Elements of such a policy might be:

•    Assessing incentives such as matching fund schemes, whereby the public sector puts in a certain amount of resources if it is matched by other funds; the blank tape levy to support the audio-visual sector; the establishment of lottery style initiatives; dedicated local hotel taxes; import customs preferences for cultural goods based on the Unesco Florence agreement pledges; export incentives whereby commerce or foreign affairs ministries support exports.

•    Establishing state wide schemes involving non-monetary incentives such as public recognition or awards and prizes for best practices.

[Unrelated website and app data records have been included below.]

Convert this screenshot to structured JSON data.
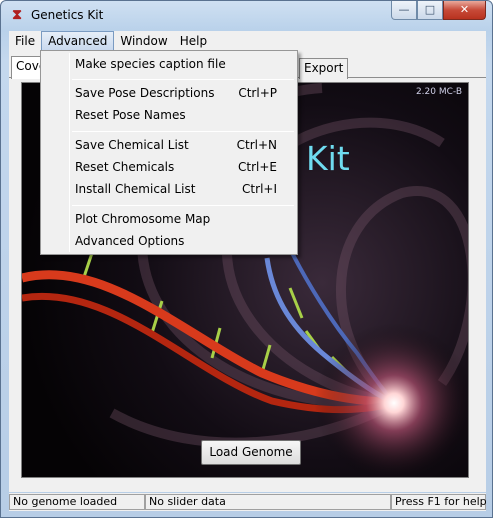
{
  "window": {
    "title": "Genetics Kit",
    "minimize_glyph": "—",
    "maximize_glyph": "□",
    "close_glyph": "✕"
  },
  "menubar": {
    "items": [
      "File",
      "Advanced",
      "Window",
      "Help"
    ]
  },
  "tabs": {
    "cover": "Cove",
    "export": "Export"
  },
  "splash": {
    "version": "2.20 MC-B",
    "title_fragment": "Kit",
    "load_button": "Load Genome"
  },
  "dropdown": {
    "items": [
      {
        "label": "Make species caption file",
        "shortcut": ""
      },
      {
        "label": "Save Pose Descriptions",
        "shortcut": "Ctrl+P"
      },
      {
        "label": "Reset Pose Names",
        "shortcut": ""
      },
      {
        "label": "Save Chemical List",
        "shortcut": "Ctrl+N"
      },
      {
        "label": "Reset Chemicals",
        "shortcut": "Ctrl+E"
      },
      {
        "label": "Install Chemical List",
        "shortcut": "Ctrl+I"
      },
      {
        "label": "Plot Chromosome Map",
        "shortcut": ""
      },
      {
        "label": "Advanced Options",
        "shortcut": ""
      }
    ]
  },
  "statusbar": {
    "genome": "No genome loaded",
    "slider": "No slider data",
    "help": "Press F1 for help"
  },
  "colors": {
    "title_accent": "#6fdcf0",
    "helix_red": "#d83a1c",
    "helix_blue": "#6a88d8"
  }
}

•    Ensuring  the  taxation  regime  acts  as  an  incentive  to  greater  effectiveness  and productivity

•    Ensuring that legislative standards meet European best practice.

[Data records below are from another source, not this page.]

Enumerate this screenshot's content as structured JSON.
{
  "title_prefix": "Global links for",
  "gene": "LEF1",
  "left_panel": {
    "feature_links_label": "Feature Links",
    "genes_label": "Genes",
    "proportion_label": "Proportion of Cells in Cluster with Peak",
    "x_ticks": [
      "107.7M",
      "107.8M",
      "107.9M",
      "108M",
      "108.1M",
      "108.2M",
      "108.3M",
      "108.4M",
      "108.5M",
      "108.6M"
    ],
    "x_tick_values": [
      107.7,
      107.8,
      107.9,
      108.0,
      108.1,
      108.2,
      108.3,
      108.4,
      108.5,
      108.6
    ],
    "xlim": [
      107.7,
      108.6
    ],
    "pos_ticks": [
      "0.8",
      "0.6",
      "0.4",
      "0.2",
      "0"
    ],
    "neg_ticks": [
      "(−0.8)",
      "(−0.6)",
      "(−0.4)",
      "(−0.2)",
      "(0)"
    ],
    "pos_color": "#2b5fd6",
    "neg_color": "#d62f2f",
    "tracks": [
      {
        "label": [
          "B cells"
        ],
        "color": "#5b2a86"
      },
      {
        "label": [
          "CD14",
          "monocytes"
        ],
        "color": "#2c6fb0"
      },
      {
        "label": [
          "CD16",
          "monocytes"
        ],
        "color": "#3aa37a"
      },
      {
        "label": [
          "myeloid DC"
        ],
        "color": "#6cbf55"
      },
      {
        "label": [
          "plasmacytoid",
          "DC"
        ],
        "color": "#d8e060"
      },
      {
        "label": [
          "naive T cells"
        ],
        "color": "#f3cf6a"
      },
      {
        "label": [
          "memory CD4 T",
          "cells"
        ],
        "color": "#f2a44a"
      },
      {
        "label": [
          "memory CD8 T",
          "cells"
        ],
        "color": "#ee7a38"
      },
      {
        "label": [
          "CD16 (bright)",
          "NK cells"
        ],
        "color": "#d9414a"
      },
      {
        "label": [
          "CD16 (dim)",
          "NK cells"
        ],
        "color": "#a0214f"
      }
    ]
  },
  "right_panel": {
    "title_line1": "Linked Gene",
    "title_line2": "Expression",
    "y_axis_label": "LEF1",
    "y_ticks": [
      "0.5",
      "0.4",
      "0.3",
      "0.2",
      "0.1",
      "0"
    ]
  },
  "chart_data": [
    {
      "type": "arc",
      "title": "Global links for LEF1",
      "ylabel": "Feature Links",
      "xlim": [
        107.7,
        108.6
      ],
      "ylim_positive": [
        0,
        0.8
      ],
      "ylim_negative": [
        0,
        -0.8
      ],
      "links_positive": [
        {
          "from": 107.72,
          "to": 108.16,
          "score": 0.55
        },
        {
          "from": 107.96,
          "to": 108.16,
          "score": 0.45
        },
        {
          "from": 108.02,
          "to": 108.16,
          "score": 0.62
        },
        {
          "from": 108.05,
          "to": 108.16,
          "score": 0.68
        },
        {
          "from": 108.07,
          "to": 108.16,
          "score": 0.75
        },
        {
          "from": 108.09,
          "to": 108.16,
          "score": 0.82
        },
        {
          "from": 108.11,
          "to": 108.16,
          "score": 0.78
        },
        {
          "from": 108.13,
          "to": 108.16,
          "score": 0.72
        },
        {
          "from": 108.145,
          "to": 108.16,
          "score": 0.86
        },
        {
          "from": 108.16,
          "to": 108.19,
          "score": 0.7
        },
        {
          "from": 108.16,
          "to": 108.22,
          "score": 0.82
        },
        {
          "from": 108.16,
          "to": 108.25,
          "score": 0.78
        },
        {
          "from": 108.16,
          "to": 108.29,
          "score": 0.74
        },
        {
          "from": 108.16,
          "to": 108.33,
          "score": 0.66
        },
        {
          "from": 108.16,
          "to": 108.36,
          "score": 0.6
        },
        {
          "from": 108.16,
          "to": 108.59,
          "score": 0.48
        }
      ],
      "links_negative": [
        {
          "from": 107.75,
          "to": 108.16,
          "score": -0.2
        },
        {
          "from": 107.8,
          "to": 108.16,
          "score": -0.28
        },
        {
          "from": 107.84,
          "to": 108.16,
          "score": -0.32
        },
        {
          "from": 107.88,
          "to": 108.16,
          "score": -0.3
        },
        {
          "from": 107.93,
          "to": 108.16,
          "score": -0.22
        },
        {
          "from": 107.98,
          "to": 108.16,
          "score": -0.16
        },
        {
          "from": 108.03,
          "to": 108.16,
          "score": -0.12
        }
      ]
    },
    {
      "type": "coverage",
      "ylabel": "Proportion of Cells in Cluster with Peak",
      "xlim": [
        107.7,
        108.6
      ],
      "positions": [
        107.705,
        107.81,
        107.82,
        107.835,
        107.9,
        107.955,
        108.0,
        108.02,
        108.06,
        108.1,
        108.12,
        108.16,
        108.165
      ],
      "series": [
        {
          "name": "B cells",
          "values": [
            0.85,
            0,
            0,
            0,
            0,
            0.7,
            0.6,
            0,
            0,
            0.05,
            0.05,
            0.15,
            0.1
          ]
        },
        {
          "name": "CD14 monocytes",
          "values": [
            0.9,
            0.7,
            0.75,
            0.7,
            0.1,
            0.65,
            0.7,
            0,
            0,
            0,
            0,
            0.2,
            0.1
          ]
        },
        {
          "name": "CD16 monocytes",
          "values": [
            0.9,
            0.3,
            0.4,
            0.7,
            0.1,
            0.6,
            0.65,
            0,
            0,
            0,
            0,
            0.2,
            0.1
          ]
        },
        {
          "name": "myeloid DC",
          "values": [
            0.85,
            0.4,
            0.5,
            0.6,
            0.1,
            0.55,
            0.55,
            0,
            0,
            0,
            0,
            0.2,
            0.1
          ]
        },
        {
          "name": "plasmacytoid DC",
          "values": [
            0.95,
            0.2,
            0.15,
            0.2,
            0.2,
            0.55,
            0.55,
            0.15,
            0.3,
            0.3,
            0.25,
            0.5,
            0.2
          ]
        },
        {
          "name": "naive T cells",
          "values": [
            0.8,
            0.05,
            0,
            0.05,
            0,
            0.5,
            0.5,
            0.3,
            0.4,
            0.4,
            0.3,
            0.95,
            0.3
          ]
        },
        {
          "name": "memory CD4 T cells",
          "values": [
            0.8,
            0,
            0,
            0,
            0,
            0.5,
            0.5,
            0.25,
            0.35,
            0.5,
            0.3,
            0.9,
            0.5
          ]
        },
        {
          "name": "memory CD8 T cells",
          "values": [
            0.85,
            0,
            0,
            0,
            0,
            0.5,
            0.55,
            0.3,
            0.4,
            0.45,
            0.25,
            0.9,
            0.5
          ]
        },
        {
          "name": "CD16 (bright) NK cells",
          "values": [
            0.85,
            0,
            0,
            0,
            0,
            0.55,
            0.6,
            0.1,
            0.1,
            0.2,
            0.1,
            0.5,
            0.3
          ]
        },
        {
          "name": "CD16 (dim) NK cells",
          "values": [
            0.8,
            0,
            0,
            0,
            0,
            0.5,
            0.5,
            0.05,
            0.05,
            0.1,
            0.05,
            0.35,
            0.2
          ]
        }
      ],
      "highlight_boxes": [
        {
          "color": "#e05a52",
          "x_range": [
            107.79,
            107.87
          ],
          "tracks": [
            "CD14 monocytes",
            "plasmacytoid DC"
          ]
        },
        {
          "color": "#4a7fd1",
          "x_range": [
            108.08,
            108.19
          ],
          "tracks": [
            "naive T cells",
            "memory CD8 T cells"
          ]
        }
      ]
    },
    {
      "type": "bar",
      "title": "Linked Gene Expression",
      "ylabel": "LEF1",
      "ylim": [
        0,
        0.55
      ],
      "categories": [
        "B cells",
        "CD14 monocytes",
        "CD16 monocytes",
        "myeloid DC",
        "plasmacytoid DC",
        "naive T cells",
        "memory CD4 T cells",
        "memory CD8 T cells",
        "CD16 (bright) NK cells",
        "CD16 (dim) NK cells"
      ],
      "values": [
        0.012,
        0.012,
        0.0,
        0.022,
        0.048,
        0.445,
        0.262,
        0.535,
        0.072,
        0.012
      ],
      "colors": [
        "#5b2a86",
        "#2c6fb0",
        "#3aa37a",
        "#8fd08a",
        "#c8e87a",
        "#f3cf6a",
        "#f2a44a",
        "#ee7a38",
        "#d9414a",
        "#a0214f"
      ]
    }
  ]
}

•    Lobbying that legislation is implemented in order to benefit the cultural sector, such as dealing with counterfeiting and other copyright infringements.

•    Exploring  joint  representation  at  festivals  or  trade  fairs  as  well  as  ensuring  that appropriate mechanisms exist to undertake international collaborations such as in film or publishing.

•    Helping develop overarching programmes to gain international support for culture.

•    Acting as a role model for BiH best practice, for example by awarding prizes for certain commonly agreed objectives.

•    Acting as advocate for culture so that it becomes an integral part of the government programmes of social and economic development and renewal.

 

Such a Ministry would ‘generate debate, articulate objectives, coordinate interests and instil a sense of purpose, basing its credibility on a broad overview, open dialogue and consultation, clear objectives, and the transparency of the structures, procedures and criteria it employs for funding and decision-making’. (ref: Moldova Report)

The objective is not to increase centralized powers for the sake of it and to overload any central body with many tasks, but to identify a few strategic tasks that are appropriately undertaken by a slimmed down ministry at a state level. Indeed the notion of subsidiarity, placing decision making as close to the people as possible, is clearly important for the context of BiH. Other lower tier levels then will identify activities appropriate to their level of responsibility and fit for purpose.

As the ministry idea will take time to take hold an interim  solution is to set up a cultural commission  or cultural task  force with a representative structure, but an executive group that is delegated the tasks outlined above. This will fill the gap of having no structured mechanism to share information between and within entities. Developing and updating the cultural policy National Report as an on-going process gives the task force a raison d’etre and is perhaps its first task.